Having spent years in the publishing industry, I’ve been following the recent controversy about the young
Harvard author, Kaavya Viswantahan, and the discovery that she had inadvertently
plagiarized internalized content
from author Megan McCafferty, who wrote Sloppy Firsts and Second Helpings for her own first novel, How Opal Mehta Got Kissed, Got Wild and Got a Life.
Viswantahan garnered a huge amount of publicity due to her age and the fact that her publisher, Little, Brown, paid her gobs of money for the book.

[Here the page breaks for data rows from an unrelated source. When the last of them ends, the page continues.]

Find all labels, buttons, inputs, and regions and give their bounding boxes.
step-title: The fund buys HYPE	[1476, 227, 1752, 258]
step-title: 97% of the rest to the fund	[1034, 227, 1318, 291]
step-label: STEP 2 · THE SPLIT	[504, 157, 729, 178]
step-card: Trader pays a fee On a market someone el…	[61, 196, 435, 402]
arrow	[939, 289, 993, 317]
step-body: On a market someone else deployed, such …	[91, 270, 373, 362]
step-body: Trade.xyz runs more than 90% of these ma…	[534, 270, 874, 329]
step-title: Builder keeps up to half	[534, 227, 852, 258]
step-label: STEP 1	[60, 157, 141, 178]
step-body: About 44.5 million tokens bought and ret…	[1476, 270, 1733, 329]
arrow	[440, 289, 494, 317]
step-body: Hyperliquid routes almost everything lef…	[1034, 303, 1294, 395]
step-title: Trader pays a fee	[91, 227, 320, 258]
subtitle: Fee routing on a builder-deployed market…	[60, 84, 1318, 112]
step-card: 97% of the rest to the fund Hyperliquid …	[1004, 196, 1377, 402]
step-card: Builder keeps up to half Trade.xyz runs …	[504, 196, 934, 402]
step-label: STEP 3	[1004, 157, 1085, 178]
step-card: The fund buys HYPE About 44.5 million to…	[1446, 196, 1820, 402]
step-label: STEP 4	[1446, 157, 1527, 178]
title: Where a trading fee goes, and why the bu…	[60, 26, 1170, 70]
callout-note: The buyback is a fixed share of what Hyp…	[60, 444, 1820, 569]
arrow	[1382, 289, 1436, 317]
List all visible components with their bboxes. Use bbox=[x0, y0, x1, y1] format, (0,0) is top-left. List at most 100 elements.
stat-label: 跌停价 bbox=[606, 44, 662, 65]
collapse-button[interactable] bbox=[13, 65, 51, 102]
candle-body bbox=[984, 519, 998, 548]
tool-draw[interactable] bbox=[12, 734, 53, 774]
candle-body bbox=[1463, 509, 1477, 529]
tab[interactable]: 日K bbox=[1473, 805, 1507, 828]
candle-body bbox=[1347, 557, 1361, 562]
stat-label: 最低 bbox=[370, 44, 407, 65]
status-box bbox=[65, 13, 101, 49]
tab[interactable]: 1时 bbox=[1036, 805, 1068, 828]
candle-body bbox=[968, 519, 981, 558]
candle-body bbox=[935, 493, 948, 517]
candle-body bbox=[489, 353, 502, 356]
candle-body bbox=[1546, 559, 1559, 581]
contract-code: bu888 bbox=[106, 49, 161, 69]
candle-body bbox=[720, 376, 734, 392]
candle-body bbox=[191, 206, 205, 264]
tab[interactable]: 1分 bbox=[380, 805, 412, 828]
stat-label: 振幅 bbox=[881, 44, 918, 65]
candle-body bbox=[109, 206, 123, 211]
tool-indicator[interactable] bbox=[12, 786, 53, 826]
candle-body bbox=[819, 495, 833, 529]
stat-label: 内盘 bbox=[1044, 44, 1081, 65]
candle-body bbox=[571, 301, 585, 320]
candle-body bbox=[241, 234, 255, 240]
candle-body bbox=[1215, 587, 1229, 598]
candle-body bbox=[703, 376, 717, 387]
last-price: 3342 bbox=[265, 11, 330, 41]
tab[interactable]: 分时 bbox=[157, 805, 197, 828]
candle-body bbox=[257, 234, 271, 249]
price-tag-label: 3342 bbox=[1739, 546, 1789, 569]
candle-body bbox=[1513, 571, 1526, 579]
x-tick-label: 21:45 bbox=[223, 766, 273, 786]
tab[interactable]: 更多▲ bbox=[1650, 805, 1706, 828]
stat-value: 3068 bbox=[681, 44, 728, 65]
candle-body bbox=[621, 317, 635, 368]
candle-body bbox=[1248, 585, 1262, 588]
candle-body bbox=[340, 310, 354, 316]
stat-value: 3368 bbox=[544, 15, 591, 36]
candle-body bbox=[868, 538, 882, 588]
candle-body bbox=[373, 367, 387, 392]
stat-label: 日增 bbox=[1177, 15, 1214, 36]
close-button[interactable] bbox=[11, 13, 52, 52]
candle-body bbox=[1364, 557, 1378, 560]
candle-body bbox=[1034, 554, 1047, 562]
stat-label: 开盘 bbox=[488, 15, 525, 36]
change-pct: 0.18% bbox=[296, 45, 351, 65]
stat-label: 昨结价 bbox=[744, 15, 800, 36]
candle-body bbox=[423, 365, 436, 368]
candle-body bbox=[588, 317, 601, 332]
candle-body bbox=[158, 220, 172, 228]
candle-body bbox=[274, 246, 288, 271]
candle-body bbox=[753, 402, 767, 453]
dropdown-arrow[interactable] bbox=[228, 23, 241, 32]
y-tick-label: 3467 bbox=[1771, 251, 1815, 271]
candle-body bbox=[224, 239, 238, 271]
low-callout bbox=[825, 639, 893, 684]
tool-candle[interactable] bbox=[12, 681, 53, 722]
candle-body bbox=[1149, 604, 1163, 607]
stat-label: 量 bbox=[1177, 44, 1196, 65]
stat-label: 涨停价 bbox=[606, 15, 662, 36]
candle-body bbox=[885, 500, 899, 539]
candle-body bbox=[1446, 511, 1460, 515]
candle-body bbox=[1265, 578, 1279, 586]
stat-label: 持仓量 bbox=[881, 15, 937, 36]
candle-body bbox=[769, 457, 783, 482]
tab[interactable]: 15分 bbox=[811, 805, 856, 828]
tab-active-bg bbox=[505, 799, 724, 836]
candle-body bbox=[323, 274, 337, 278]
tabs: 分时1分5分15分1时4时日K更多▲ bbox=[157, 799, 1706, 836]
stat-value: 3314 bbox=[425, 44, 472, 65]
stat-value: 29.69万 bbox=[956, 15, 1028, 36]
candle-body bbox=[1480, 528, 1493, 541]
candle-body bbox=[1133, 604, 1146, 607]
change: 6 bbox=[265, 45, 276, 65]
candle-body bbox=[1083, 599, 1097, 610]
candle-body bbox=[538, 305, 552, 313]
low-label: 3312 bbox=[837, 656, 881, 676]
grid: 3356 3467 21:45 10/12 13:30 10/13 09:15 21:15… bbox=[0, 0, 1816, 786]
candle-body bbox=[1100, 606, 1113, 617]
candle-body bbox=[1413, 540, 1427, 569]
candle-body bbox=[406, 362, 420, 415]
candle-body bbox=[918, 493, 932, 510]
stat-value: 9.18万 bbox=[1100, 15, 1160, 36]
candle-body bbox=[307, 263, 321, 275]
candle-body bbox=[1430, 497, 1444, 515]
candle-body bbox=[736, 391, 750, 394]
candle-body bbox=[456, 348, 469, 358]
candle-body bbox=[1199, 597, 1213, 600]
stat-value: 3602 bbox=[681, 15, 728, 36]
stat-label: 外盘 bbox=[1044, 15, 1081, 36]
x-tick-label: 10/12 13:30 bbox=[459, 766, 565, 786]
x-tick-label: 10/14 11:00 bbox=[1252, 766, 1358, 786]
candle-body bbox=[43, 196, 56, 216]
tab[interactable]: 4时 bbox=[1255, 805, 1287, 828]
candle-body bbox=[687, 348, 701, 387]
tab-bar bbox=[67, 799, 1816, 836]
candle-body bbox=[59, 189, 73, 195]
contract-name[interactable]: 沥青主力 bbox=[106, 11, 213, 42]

We blame the author. We blame the publisher. We blame the book packager, 17th Street Productions. But let’s stop looking at blame, and solve the problem! Here’s an idea – let’s let a big company with an already-existing huge presence online and lots of money scan all the books out there, index the content and make it freely searchable on the Web. Then, when a publishing house has a manuscript, they can pick a sampling of passages and run a search, to see if the verbiage has been previously published. And this whole mess can be avoided.
As an extremely profitable by-product of this effort, the
publishers and owners of the scanned content can add links to purchase the book,
either directly, or from booksellers, both chain stores and independent
bookstores (the few that are left), based on the searcher’s ZIP code. Readers will be exposed to content they otherwise might not have found, and there will be a huge, new revenue stream for publishers!
Oh. Wait. Google has already tried to do that. And the publishers are suing them. Never mind.